A better indicator of short-run improvements in health is the infant mortality rate. Data collected by the Central Intelligence Agency and aggregated on Index Mundi show significant declines in Venezuela between 2003 and 2012 – but even faster declines in Brazil, Mexico and Peru.

The same database helps explain why Venezuela’s exchange of subsidized oil for Cuban health care may deliver important future benefits. Infant mortality in Cuba, slightly higher than that in the United States in 2003, has now fallen below the United States average.

Mr. Chávez’s track record in increasing school enrollments does stand out among comparable countries. A detailed World Bank database shows that between 2003 and 2011 Venezuela narrowed the gap in gross school enrollments (number of students enrolled compared with those eligible for enrollment) between it and Brazil, Mexico and Peru (the percentage of primary school enrollments held even).

Even more striking are the effects of one particular hallmark of Chavismo: the expansion of free public higher education. Tertiary enrollments increased to about 80 percent in 2009 (the latest year for which data are available) from 40 percent in 2003, far higher levels than those of Brazil, Mexico or Peru.”
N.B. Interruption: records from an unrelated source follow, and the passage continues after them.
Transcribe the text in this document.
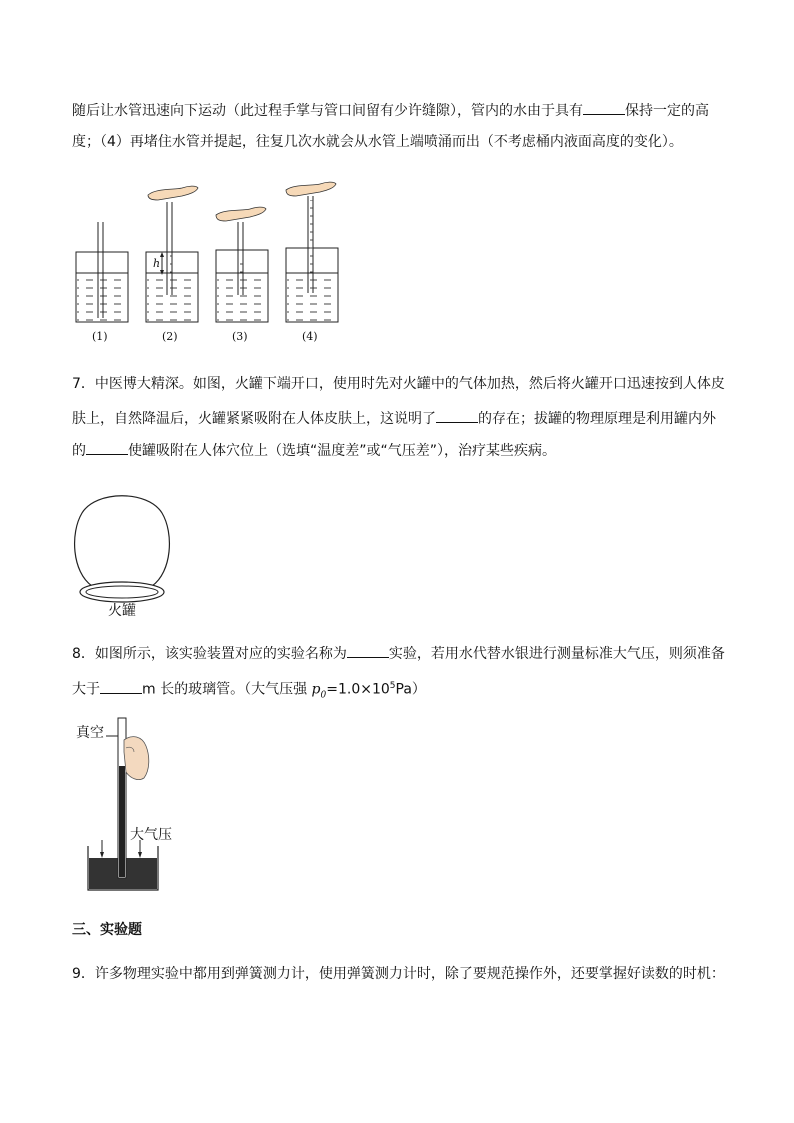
随后让水管迅速向下运动（此过程手掌与管口间留有少许缝隙），管内的水由于具有	保持一定的高
度；（4）再堵住水管并提起，往复几次水就会从水管上端喷涌而出（不考虑桶内液面高度的变化）。
h
(1)	(2)	(3)	(4)
7．中医博大精深。如图，火罐下端开口，使用时先对火罐中的气体加热，然后将火罐开口迅速按到人体皮
肤上，自然降温后，火罐紧紧吸附在人体皮肤上，这说明了	的存在；拔罐的物理原理是利用罐内外
的	使罐吸附在人体穴位上（选填“温度差”或“气压差”），治疗某些疾病。
火罐
8．如图所示，该实验装置对应的实验名称为	实验，若用水代替水银进行测量标准大气压，则须准备
大于	m 长的玻璃管。（大气压强 $p_0=1.0\times 10^5Pa$）
真空
大气压
三、实验题
9．许多物理实验中都用到弹簧测力计，使用弹簧测力计时，除了要规范操作外，还要掌握好读数的时机：
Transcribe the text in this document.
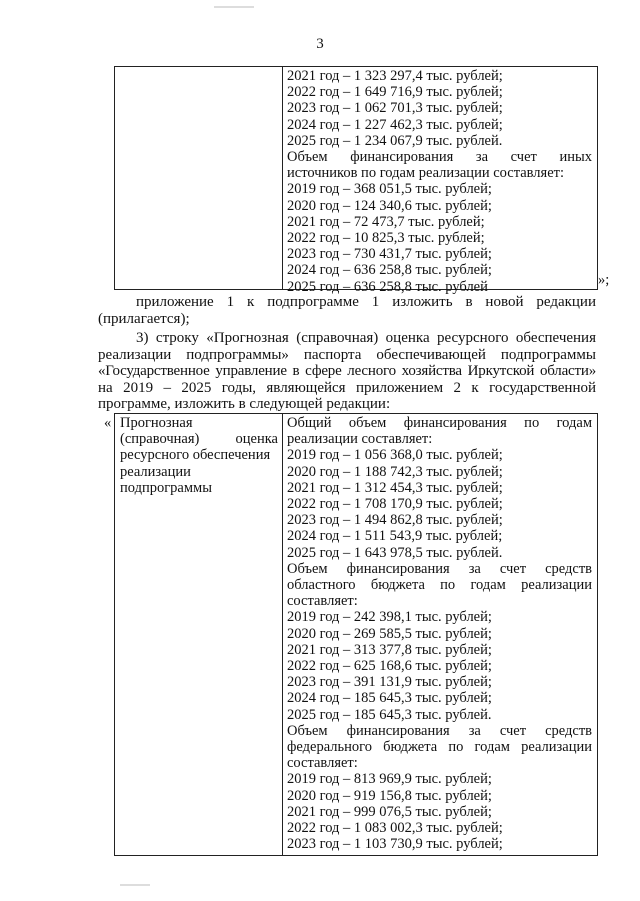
3
2021 год – 1 323 297,4 тыс. рублей;
2022 год – 1 649 716,9 тыс. рублей;
2023 год – 1 062 701,3 тыс. рублей;
2024 год – 1 227 462,3 тыс. рублей;
2025 год – 1 234 067,9 тыс. рублей.
Объем финансирования за счет иных
источников по годам реализации составляет:
2019 год – 368 051,5 тыс. рублей;
2020 год – 124 340,6 тыс. рублей;
2021 год – 72 473,7 тыс. рублей;
2022 год – 10 825,3 тыс. рублей;
2023 год – 730 431,7 тыс. рублей;
2024 год – 636 258,8 тыс. рублей;
2025 год – 636 258,8 тыс. рублей	»;
приложение 1 к подпрограмме 1 изложить в новой редакции
(прилагается);
3) строку «Прогнозная (справочная) оценка ресурсного обеспечения
реализации подпрограммы» паспорта обеспечивающей подпрограммы
«Государственное управление в сфере лесного хозяйства Иркутской области»
на 2019 – 2025 годы, являющейся приложением 2 к государственной
программе, изложить в следующей редакции:
« Прогнозная
(справочная) оценка
ресурсного обеспечения
реализации
подпрограммы
Общий объем финансирования по годам
реализации составляет:
2019 год – 1 056 368,0 тыс. рублей;
2020 год – 1 188 742,3 тыс. рублей;
2021 год – 1 312 454,3 тыс. рублей;
2022 год – 1 708 170,9 тыс. рублей;
2023 год – 1 494 862,8 тыс. рублей;
2024 год – 1 511 543,9 тыс. рублей;
2025 год – 1 643 978,5 тыс. рублей.
Объем финансирования за счет средств
областного бюджета по годам реализации
составляет:
2019 год – 242 398,1 тыс. рублей;
2020 год – 269 585,5 тыс. рублей;
2021 год – 313 377,8 тыс. рублей;
2022 год – 625 168,6 тыс. рублей;
2023 год – 391 131,9 тыс. рублей;
2024 год – 185 645,3 тыс. рублей;
2025 год – 185 645,3 тыс. рублей.
Объем финансирования за счет средств
федерального бюджета по годам реализации
составляет:
2019 год – 813 969,9 тыс. рублей;
2020 год – 919 156,8 тыс. рублей;
2021 год – 999 076,5 тыс. рублей;
2022 год – 1 083 002,3 тыс. рублей;
2023 год – 1 103 730,9 тыс. рублей;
Get the picture of why Chavez was on our enemy list and our CIA actively attempted to oust him? The US government would have clearly preferred a more “business friendly" leader (i.e. a dictator of their own) in Venezuela, so we could better control what is considered the largest oil reserves in the world after Saudi Arabia. This form of intervention on behalf of our business class has been a normal pattern of our "foreign policy" in South America and elsewhere. It has also caused untold loss of life, economic turmoil, pain and suffering around the world. Will we never learn our lesson? We can count off the failed states, bloody wars and deposed legitimate democratic leaders around the world where we have been manipulating governments for the benefit of a small clique of wealthy industrialists. These special interests, these oligarchs were the very same elements Hugo Chavez had the courage to oppose successfully in Venezuela. We need less blather, less flag waving and obfuscation from our media and more clarity of what forward leaning progressive leaders like Chavez have accomplished, (and perhaps what we can emulate here) and as French Minister of Overseas Territories, Victorin Lurel, stated after attending the Chavez funeral: the world "needs more dictators like Chavez" and this author agrees heartily.